Et que pense le peintre de ces manipulations ? « Représenter et afficher cette figuration, la voir reconnue, que l’on soit peintre ou photographe, il s’agit ni plus ni moins de la même chose. Du pouvoir. » Avec son humour habituel, Éric Bruly (peintre) a figuré ces derniers mois plusieurs toiles en « selfie ». Voilà un mot « contemporain », qui ratisse très large, dans toutes les couches, toutes les envies et besoins. Les « selfies » d’Éric sont comme à l’accoutumée, mélanges mélancoliques et cubistes, qui rappellent son passé et le jour qui vient d’arriver. Sous son pinceau, un enfant, une mère, un joueur de sax, dans sa réalité sous le flash. Instant arrêté, matériel et spirituel à la fois.

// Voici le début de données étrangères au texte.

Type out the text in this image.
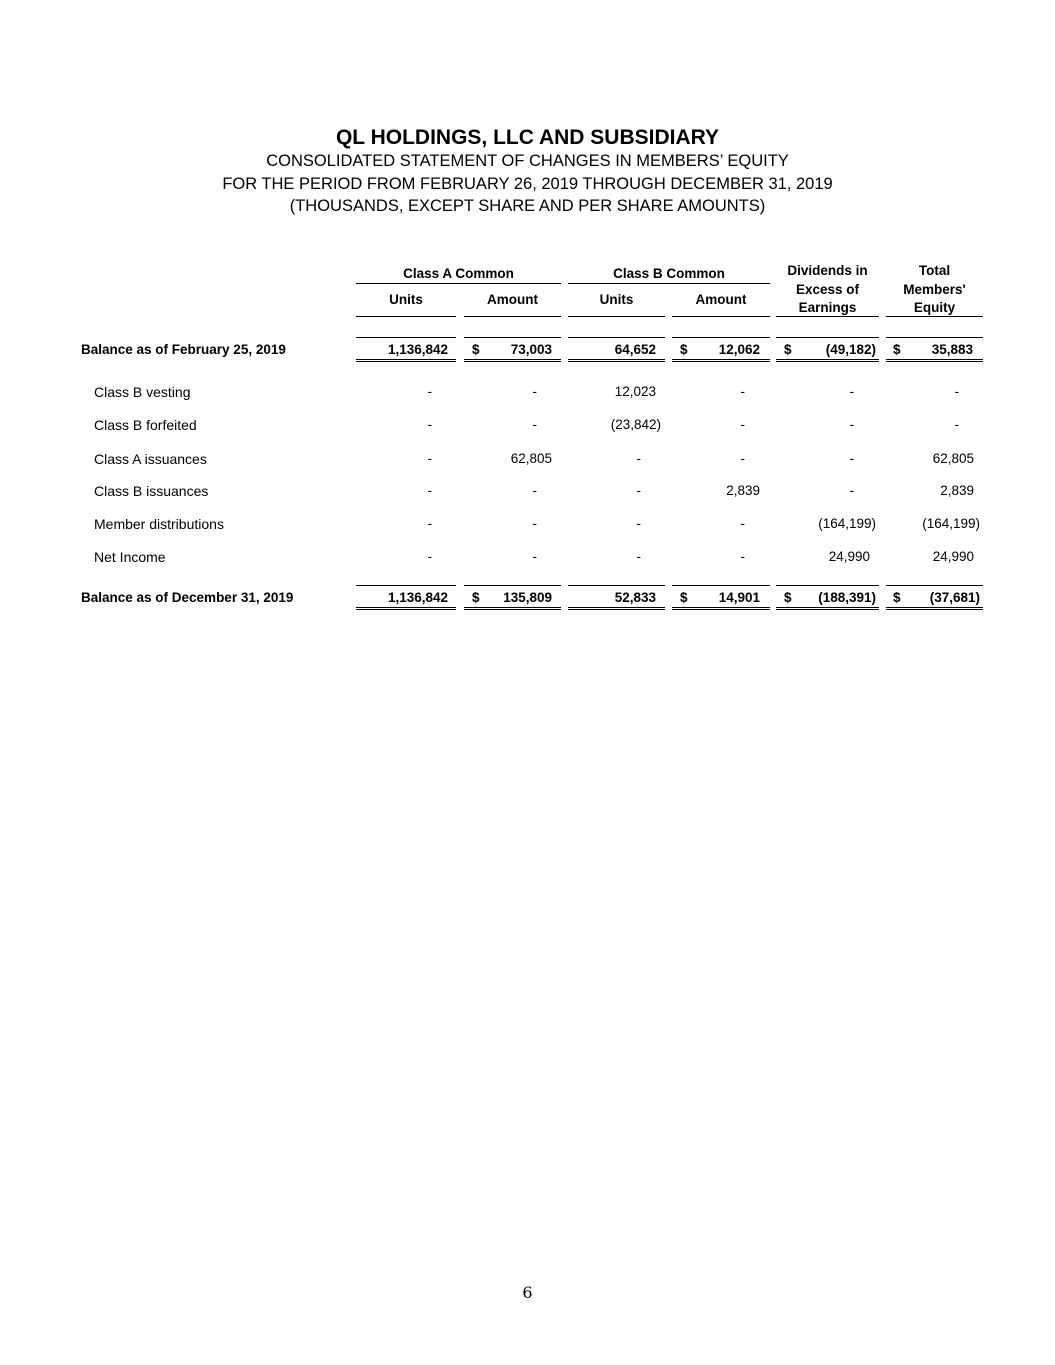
QL HOLDINGS, LLC AND SUBSIDIARY
CONSOLIDATED STATEMENT OF CHANGES IN MEMBERS’ EQUITY
FOR THE PERIOD FROM FEBRUARY 26, 2019 THROUGH DECEMBER 31, 2019
(THOUSANDS, EXCEPT SHARE AND PER SHARE AMOUNTS)
Class A Common	Class B Common
Units	Amount	Units	Amount
Dividends in
Excess of
Earnings
Total
Members'
Equity
Balance as of February 25, 2019	1,136,842 $	73,003	64,652 $	12,062 $	(49,182) $	35,883
Class B vesting	-	-	12,023	-	-	-
Class B forfeited	-	-	(23,842)	-	-	-
Class A issuances	-	62,805	-	-	-	62,805
Class B issuances	-	-	-	2,839	-	2,839
Member distributions	-	-	-	-	(164,199)	(164,199)
Net Income	-	-	-	-	24,990	24,990
Balance as of December 31, 2019	1,136,842 $	135,809	52,833 $	14,901 $	(188,391) $	(37,681)
6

Photographions maintenant cette toile et celui qui l’a peinte ! Pour peu qu’elle soit publiée au bon endroit, « elle met la lumière sur toi. Tu es photographié ? parce que tu en vaux la peine. Et ça finit comme une sorte de dictature. En tous cas, cet instant devient tellement nécessaire, qu’il te prive de ta liberté. » Il éclate de rire, parce que cette illusion dure à peine plus de temps que l’obturation de l’objectif. Eric est ravi. Une seconde, ajoute-t-il, et tout s’éteint. « Plus personne ne voit la toile. Ni la photo d’ailleurs, toutes les deux englouties. Plouf ! »

La photographie ne serait rien qu’une expression sélective et réductrice ? Une sorte de diktat de la représentation. « C’est très déroutant, » ajoute-t-il. « Tu dis « réductrice », oui, parce qu’on ne voit que cet instant. Le temps est… aboli. Je trouve ça assez religieux, super moral, un peu comme ces tableaux occidentaux, l’imagerie, avec le Christ suspendu et les apôtres qui prient, agenouillés (sourire). La photo d’information fonctionne un peu de cette façon. » Et en même temps… Eric Bruly émet un bémol. On peut aller au-delà ? Est-ce que la photo n’est pas comme l’alphabet de M. Bouabré, phonèmes à disposition du poète, qui parle son livre et le retranscrit ? Pixels ou pigments, médiums associés. Verbe visuel. Il arrive sur la photo… qu’Eric ressemble à son tableau.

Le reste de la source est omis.